Martine Aubry, suite aux résultats calamiteux des élections de Décembre 2015 (élections en vue de pourvoir les assemblées de tout aussi calamiteuses régions, soit dit en passant) a fait remarquer: « Sarkozy a tué la république, nous avons tué la politique ». Si le premier terme de cette sentence est sans doute excessif - vu notamment la médiocrité du bonhomme, le second est parfaitement juste: le gouvernement « socialiste », par ses actions et son inaction, a démonétisé pour un bon moment en France l’idée d’une alternative non-marxiste et non-souverainiste au néo-libéralisme et à la financiarisation de l’économie. Et donc, l’idée même d’une l’alternance démocratique qui ne soit pas qu’un changement de casting. De fait, l’idée de « gauche de gouvernement » ne correspond plus à rien dès lors qu’un gouvernement de gauche pratique une politique de droite - n’était, et contrairement à la droite, la volonté de plus ou moins préserver l’emploi public, enfin, pour le moment.
Considérer ces renoncements comme une fatalité, c’est à la fois accréditer la thèse thatchérienne du « TINA » (« There is no alternative ») et donner raison à l’extrême-gauche (les sociaux-démocrates ne sauraient être que des « sociaux-traîtres »), en d’autres termes c’est faire plaisir à beaucoup d’imbéciles. Nous nous en garderons, donc, et ne saurons voir dans le « Hollandisme » qu’un projet politique particulier, distinct d’une authentique politique de gauche.
Quel est-il, ce projet? Sa finalité est profondément conservatrice: assurer la pérennité d’une oligarchie nationale - grands patrons, banquiers, hauts fonctionnaires - face aux aléas de la mondialisation, d’une part, face à une perte d’influence liée à l’autonomisation de la société, d’autre part. Par « autonomisation de la société », j’entends des phénomènes tout aussi divers que la localisation de l’économie (circuits courts, auto-suffisance énergétique…), la prise de conscience d’histoires collectives distinctes, la multiplication des « initiatives citoyennes » (pétitions, « ZADisme », actions politiques hors-partis) ou les nouvelles formes d’échange que permet le numérique.

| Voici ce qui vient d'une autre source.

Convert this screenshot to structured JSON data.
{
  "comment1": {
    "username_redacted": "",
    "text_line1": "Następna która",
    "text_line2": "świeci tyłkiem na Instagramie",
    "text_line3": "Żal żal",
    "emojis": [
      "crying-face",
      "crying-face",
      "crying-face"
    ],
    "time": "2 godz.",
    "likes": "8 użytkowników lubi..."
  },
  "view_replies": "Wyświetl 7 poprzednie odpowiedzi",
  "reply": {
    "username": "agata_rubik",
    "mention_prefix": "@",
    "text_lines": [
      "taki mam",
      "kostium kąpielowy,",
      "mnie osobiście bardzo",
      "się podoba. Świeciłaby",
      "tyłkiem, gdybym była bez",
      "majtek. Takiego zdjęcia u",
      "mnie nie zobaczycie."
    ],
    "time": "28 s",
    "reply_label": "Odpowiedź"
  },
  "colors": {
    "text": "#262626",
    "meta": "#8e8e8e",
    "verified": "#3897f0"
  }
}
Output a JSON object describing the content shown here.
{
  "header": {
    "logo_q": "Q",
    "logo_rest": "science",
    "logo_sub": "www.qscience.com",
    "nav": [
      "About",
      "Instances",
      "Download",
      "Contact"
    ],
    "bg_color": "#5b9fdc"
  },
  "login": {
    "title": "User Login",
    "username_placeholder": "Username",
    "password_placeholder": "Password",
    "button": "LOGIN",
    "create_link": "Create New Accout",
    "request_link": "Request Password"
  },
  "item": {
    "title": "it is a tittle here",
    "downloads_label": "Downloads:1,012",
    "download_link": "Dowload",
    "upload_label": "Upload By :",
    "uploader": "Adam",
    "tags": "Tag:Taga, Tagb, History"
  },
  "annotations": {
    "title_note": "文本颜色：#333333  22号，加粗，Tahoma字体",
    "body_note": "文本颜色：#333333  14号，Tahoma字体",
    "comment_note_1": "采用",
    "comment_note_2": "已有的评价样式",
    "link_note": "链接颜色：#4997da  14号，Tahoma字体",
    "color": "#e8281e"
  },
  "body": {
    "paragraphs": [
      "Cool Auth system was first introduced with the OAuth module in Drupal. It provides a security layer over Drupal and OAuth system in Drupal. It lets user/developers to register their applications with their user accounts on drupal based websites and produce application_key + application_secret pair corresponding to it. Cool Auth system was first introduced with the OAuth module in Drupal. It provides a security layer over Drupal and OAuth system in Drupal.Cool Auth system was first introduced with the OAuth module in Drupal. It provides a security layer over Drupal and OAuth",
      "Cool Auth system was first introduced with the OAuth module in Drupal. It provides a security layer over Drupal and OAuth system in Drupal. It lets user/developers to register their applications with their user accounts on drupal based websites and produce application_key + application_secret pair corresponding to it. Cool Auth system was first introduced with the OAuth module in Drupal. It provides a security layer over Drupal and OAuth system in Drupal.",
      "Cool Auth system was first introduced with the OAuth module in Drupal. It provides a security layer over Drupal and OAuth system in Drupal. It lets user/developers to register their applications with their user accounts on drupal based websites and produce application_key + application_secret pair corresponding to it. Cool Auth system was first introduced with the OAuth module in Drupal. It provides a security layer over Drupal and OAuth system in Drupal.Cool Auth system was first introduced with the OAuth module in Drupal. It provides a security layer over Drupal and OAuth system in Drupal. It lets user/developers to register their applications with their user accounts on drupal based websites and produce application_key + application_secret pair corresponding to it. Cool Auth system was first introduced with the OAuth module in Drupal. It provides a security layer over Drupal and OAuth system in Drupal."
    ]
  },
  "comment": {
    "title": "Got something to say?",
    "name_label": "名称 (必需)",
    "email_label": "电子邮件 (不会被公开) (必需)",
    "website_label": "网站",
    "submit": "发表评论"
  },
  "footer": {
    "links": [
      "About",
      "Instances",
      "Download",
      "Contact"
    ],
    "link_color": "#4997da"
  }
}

Dans le cadre de ce projet, l’Europe est un moyen, non un but, pour autant qu’elle ne remette pas en cause les Etats-Nations en tant que cadre politique - cadre consubstantiel de ce pouvoir oligarchique - en ce qu’elle offre un espace d’expansion à ses acteurs. Accessoirement, l’Europe est également une excuse commode à tous les renoncements: par exemple, aucune mesure à ce jour n’a été prise à l’encontre des produits financiers dérivés, notoirement nocifs. On accusera les « blocages au niveau européen », alors qu’en vérité c’est le lobby des banques françaises, leaders mondiales sur ce type de produits, qui a tout fait pour que les représentants français s’y opposent…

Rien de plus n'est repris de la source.